Rubio is the only candidate with a chairman in Wyoming so far, though Micheli said there has been more local presidential activity than usual. Aside from Rubio's team, Micheli said he's also been in contact with the campaigns of Jeb Bush, Ben Carson, Ted Cruz, Carly Fiorina, and Rand Paul—all of whom, he said, are treating the 2016 campaign "more like a marathon than a sprint."

In Alaska, Rubio recently recruited six Republicans to aid his White House bid. Art and April Hackney, two veteran GOP consultants, will serve as the campaign's cochairs in the state. Suzanne Downing, who is currently the Alaska GOP's communications director, will be a senior adviser for the campaign, while three other operatives will head up efforts in different regions.

The Hackneys, who chaired both of George W. Bush's campaigns in Alaska, were torn between Jeb Bush and Rubio before going with the younger Floridian.

"I was very much wrestling, because our initial inclination was to support Jeb because of our connection to the Bush family," Art Hackney said. "But we kept being drawn to Rubio, and I just came to the conclusion that he is the candidate who can beat whoever the Democratic nominee is."

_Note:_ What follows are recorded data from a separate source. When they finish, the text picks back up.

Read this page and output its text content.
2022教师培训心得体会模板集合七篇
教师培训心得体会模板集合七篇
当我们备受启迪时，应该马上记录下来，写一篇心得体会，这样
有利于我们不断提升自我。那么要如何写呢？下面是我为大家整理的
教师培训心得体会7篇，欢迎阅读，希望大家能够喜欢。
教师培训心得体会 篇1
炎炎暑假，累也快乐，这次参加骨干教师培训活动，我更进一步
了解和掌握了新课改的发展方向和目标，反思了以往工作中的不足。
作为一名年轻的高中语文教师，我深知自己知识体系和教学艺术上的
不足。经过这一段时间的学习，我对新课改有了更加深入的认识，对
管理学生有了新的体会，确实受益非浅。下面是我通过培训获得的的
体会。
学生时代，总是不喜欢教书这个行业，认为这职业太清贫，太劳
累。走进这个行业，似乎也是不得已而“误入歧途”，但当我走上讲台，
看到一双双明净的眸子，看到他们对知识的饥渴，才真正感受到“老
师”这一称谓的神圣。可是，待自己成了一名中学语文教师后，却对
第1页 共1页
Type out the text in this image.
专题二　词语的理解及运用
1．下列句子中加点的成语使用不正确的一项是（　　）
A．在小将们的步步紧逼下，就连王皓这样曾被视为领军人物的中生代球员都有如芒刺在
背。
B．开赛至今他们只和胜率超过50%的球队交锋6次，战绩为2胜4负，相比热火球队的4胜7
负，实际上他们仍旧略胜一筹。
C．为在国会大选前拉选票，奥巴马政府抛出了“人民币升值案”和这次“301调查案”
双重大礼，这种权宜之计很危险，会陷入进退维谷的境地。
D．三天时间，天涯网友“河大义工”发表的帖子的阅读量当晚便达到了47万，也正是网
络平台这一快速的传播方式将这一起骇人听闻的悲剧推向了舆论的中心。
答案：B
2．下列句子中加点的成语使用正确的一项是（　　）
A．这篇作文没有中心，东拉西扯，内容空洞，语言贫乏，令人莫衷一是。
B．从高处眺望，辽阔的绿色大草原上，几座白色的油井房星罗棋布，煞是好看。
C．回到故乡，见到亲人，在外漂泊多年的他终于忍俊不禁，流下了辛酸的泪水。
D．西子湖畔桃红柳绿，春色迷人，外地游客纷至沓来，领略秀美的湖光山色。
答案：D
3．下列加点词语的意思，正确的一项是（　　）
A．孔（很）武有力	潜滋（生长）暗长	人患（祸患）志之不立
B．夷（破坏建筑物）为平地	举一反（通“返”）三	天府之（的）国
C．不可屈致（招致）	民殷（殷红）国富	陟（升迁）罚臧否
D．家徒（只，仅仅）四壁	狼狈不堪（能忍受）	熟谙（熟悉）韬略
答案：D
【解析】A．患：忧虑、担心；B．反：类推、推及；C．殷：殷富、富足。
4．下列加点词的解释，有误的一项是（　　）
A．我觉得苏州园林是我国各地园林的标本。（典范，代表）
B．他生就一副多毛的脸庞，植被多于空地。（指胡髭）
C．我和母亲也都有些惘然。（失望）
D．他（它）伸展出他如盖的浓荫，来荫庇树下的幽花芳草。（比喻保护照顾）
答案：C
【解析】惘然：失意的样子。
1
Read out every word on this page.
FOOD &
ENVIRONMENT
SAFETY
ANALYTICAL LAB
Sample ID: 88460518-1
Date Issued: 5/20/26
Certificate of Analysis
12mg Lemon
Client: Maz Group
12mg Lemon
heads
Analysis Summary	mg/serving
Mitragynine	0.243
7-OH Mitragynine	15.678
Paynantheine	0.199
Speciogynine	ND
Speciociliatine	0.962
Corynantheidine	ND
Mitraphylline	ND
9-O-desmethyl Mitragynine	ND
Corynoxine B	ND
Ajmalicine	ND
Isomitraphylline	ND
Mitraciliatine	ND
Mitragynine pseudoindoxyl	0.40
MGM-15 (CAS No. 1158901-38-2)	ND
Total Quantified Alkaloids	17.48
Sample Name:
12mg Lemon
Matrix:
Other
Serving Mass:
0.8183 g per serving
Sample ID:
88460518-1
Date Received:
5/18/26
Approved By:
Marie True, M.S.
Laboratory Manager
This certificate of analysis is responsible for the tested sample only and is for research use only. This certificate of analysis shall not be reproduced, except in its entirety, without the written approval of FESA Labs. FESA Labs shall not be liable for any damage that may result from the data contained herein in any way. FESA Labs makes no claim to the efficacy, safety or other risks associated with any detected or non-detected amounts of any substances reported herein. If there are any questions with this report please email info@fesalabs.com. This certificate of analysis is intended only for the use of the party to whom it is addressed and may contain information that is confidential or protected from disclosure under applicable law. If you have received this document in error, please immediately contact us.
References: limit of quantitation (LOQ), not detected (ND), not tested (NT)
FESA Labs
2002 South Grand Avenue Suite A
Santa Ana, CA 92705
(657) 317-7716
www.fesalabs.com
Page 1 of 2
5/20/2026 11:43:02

Hackney said it's important to start organizing now in Alaska, even if it's not at the very front of the primary calendar. As a large state with a small number of people scattered across remote areas, it can be a difficult place to campaign, especially for newcomers. But with an experienced team in place, Hackney argued, Rubio won't have to worry about spending much time or money there before the state's 2016 caucuses. So far, no other candidate has officially locked up staff in Alaska.

"I'm not patting myself on the back, but you have to attract the best and the brightest," Hackney said. "In Alaska, the Rubio people don't have to do a great deal. We are very experienced, we know all the people involved. We will carry water for them. That's what you want."

Additionally, Rubio is not currently paying his staffers in Alaska and Wyoming, spokesman Alex Conant said, so the campaign can continue to concentrate its resources in the states that kick off the primary contest.

In addition to delegates, the less-traveled states can also be important sources of campaign cash. Rubio has visited Idaho twice over the past three months to attend events sponsored by Frank VanderSloot, who was a national finance cochairman for both of Romney's White House campaigns.

Rubio has "really extended himself," VanderSloot told National Journal. "You've got to be pretty impressed; Idaho is not normally the first stop for some of these candidates. It looks like we're getting a lot more attention this go-around than we ever have from anybody."

Ted Cruz has aggressively sought to win backers outside of the first four primary states as well. So far, Cruz has announced campaign chairs in Michigan, California, New Jersey, North Carolina, and Tennessee.

And Rand Paul has also begun to expand his already-large campaign apparatus, naming Rep. Raúl Labrador of Idaho as his Western states cochairman last month. Paul spokesman Sergio Gor said the senator "will compete in every corner of this nation," adding that "we intend to announce both staff and surrogates in various states over the next few weeks."